Making evidence-based decisions about Open Access fees with an open dataset on annual APCs
The lack of transparency and oversight over the commercial publishing market has resulted in a continuous increase in article processing charges (APCs), which are disconnected from production costs of Open Access (OA) articles. To address this intransparency, our team has developed a comprehensive open dataset of annual APCs which help academic libraries, funders and information scientists to estimate annual spending of APCs. We have recently expanded this dataset to cover 14 major publishers over a seven-year period (2019–2025) allowing both broad and specific analyses of fee developments by OA type (hybrid, gold) and publisher, and in combination with other data sources by discipline, institution or funding agency.

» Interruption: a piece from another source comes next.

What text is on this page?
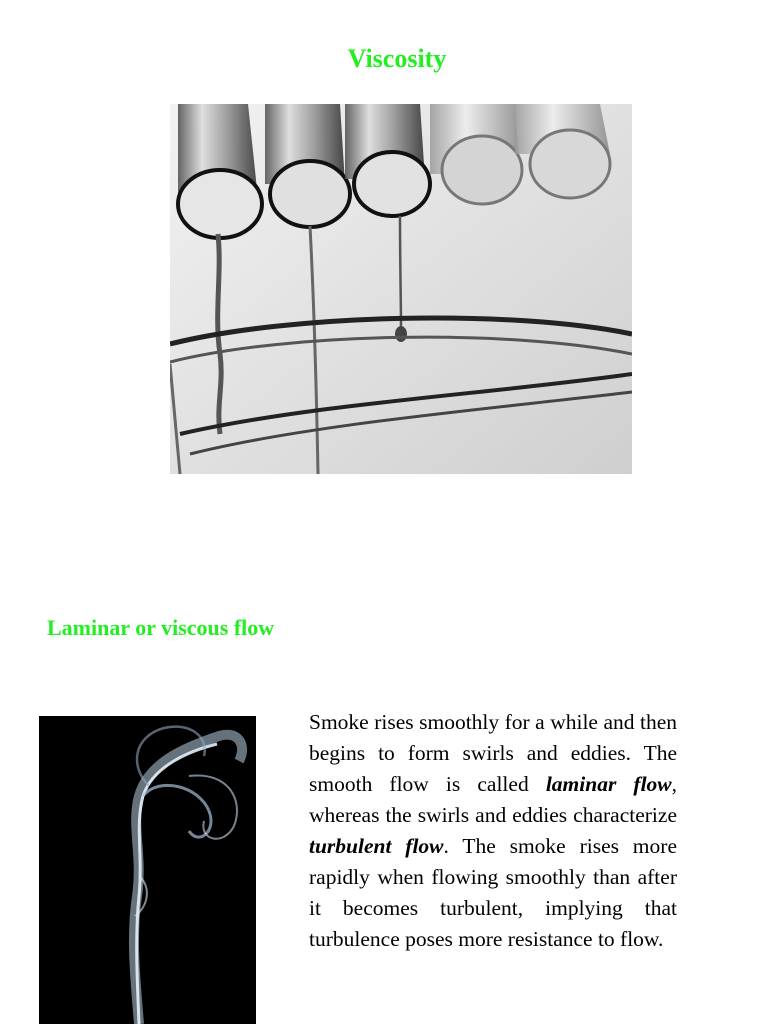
Viscosity
Laminar or viscous flow

Smoke rises smoothly for a while and then begins to form swirls and eddies. The smooth flow is called laminar flow, whereas the swirls and eddies characterize turbulent flow. The smoke rises more rapidly when flowing smoothly than after it becomes turbulent, implying that turbulence poses more resistance to flow.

This presentation offers a practical walkthrough of the open dataset, which includes over 70,000 data points for more than 14,000 unique journals derived from publisher price lists, automated scraping, and historic journal fees preserved via the Wayback Machine. Beyond the technical demonstration, we will explore key findings regarding the inflation of APCs and the rise of new pricing models, such as “Subscribe to Open” and “Liberty APC” models as well as Read and Publish Agreements, such as those negotiated by CRKN. We will also discuss the challenges in collecting and preserving pricing data and outline the future directions for this collaborative work.
This session will be of particular interest for librarians, bibliometricians, and to anyone seeking to bring greater transparency to the economics of open access publishing.